One day during cruddy spring weather, I was watching TV and saw a commercial for Offer Up, where you can sell anything locally. Hmm, I thought to myself that might be a good way to get rid of some skis I have laying around the basement, and maybe that bike I never ride. It was easy, I took photos, made a price, posted it on the internet. Within one hour I had two hits for two different pairs of skis I posted. Score!
Now comes the fun part, at first I didn’t know it, but they were scammers. Did you know that scammers know how to design phony checks to make them look legitimate? They both wanted to send me extra money, so I could Western Union the rest of the money to their shipper. The plan is you deposit the check take out the funds immediately and send them through Western Union to a person provided to you by the scammer.

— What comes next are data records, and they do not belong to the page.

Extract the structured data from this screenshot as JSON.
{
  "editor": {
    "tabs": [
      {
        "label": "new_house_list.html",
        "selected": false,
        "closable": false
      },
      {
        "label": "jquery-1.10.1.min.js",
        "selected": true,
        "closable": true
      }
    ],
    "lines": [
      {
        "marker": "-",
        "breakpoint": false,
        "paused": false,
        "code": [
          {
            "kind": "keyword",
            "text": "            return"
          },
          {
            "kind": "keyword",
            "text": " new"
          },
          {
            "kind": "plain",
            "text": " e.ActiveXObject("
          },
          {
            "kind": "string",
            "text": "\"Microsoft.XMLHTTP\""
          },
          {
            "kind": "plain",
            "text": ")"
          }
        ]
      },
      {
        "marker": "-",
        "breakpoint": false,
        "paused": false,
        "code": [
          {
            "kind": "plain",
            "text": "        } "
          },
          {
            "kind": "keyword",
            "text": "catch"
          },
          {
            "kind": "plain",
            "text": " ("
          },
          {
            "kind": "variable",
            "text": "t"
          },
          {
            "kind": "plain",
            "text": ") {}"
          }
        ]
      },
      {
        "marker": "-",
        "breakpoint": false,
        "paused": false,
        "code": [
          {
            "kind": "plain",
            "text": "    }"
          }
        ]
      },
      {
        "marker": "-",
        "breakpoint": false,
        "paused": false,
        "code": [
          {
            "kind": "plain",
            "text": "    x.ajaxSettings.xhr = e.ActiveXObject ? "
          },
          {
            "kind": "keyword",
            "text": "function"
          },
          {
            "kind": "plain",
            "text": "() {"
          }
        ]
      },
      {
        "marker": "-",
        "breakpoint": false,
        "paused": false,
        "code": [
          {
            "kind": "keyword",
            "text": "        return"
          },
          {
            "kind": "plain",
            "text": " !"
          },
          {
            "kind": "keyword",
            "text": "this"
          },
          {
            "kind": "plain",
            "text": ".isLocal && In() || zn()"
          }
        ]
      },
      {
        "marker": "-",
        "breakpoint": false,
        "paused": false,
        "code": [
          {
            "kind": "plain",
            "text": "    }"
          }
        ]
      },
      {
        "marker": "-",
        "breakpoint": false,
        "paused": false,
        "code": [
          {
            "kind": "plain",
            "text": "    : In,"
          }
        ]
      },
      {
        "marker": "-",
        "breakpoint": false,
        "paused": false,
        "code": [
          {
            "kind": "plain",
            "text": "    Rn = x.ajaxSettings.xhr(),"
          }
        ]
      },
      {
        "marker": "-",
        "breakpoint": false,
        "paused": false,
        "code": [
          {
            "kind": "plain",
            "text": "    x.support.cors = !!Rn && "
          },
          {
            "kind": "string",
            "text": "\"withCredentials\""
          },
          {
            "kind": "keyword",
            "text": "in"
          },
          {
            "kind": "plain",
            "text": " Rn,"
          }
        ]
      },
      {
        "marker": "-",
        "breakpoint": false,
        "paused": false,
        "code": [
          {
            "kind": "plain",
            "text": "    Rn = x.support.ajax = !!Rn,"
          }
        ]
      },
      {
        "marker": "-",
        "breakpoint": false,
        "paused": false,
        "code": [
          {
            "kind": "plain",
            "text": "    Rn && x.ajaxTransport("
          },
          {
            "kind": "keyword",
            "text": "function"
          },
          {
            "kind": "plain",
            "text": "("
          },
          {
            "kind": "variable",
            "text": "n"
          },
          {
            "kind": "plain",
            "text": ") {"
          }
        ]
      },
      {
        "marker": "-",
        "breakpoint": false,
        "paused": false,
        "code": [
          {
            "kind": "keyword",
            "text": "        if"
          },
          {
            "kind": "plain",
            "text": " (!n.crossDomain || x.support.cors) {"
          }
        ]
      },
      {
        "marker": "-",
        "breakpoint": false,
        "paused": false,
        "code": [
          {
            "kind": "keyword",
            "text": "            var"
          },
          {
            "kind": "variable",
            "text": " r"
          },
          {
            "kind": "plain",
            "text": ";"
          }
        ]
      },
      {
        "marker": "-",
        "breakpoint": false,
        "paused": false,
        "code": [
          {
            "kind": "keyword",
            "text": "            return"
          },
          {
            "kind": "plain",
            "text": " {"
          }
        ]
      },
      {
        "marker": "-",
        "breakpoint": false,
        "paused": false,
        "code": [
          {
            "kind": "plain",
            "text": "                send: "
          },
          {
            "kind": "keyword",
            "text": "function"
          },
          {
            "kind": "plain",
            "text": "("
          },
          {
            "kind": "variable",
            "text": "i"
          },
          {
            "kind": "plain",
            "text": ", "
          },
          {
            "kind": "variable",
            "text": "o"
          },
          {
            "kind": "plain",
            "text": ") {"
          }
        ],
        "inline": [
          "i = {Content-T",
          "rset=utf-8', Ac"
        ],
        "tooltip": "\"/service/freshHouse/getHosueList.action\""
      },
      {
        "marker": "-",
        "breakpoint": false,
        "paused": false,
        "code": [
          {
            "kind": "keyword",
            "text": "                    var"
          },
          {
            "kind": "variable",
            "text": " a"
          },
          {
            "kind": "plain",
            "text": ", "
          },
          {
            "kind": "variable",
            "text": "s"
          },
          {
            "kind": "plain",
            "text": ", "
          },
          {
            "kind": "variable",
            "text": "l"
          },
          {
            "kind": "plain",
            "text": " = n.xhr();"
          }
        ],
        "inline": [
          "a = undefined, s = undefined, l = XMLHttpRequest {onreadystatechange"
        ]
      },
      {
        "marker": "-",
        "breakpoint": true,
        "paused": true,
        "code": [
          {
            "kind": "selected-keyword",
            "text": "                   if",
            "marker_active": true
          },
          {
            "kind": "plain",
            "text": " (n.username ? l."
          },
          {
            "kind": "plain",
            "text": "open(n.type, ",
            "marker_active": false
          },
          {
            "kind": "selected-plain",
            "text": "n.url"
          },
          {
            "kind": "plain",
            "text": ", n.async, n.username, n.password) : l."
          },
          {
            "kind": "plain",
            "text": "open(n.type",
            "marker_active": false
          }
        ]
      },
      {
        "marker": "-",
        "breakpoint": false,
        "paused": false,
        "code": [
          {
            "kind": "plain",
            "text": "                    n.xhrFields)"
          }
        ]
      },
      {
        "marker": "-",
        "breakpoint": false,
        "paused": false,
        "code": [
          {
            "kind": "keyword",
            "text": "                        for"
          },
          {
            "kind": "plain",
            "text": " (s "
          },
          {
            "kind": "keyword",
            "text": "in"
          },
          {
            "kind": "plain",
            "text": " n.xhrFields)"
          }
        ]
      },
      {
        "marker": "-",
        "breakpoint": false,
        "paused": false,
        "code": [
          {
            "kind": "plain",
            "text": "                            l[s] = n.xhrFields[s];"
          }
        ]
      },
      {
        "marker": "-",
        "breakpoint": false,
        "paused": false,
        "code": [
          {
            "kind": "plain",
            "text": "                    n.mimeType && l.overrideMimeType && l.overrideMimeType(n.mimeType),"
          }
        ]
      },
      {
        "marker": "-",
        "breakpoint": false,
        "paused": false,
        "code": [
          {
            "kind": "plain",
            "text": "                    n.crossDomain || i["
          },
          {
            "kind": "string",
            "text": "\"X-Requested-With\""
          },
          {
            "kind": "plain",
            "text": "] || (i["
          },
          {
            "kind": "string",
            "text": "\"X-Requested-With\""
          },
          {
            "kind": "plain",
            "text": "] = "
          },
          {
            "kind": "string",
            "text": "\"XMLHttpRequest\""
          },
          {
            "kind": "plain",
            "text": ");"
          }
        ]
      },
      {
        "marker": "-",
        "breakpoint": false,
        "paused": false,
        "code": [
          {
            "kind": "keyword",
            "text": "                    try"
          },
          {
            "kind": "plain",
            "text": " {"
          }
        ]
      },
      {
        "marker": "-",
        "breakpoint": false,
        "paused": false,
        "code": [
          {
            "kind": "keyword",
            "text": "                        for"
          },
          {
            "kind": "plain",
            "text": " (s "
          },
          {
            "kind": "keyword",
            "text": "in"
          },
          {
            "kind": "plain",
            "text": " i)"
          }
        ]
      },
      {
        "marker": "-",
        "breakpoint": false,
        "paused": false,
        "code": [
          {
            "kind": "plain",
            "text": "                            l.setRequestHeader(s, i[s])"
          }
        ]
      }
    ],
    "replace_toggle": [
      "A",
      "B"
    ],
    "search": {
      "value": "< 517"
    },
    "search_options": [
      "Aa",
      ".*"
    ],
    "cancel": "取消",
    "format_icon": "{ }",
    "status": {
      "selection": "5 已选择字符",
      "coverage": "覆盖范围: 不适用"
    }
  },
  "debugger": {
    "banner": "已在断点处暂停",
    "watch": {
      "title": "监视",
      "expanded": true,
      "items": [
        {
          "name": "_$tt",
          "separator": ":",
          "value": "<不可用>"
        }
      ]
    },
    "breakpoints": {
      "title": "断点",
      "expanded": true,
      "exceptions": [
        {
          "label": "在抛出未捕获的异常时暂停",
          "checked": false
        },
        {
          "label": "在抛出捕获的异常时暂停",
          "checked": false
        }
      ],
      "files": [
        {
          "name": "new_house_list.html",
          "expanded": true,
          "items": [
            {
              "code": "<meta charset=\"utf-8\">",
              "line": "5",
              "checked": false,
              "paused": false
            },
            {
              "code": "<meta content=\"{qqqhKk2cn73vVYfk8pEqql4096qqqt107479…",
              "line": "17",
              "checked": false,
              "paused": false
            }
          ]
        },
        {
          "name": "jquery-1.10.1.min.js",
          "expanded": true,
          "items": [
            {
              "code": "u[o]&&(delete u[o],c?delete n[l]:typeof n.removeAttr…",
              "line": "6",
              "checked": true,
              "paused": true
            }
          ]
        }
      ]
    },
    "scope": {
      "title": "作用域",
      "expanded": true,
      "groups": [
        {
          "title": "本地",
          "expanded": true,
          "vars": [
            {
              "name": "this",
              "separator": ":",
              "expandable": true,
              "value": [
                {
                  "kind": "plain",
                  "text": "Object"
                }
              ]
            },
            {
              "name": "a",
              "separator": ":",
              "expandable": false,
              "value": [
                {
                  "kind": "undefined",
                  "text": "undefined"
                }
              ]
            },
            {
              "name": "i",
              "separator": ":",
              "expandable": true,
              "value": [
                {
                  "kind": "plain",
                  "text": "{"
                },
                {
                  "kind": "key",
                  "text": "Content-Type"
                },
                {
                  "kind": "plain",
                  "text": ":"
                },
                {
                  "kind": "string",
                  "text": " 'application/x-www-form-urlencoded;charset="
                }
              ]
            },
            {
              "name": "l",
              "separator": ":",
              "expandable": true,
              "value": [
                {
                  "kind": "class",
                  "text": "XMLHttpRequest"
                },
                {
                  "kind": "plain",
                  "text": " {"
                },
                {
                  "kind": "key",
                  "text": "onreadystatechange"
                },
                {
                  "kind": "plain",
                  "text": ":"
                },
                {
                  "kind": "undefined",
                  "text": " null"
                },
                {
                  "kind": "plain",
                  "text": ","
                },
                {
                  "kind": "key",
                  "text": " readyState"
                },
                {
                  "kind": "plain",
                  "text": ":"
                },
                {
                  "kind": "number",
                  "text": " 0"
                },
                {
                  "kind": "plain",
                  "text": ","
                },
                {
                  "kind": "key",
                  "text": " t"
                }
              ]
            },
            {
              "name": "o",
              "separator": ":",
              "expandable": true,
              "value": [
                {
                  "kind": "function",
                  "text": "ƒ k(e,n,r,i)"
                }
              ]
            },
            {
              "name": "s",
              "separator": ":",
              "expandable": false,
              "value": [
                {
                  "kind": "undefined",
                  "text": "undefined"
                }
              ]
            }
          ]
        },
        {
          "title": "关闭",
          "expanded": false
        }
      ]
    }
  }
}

It takes the bank about 3 weeks to determine the check is a fake check and when the bank discovers you’ve deposited a bad check, the scammer already has the money, and you’re stuck paying the money back to the bank.
The scammers always have a good story to explain the overpayment – they’re stuck out of the country, they need you to cover taxes or fees, you’ll need to buy supplies, or in my case, their shipper was picking up lots of items in Denver.
My gut told me it was a scam, always try to trust your intuition. I Googled Internet scams and sure enough it was, and it is the number one scam for the internet. Moral of the story, if it sounds too good to be true, it probably is. Guess I’ll hold on to those skis for another year. Money orders and cashier’s checks can be counterfeited, too.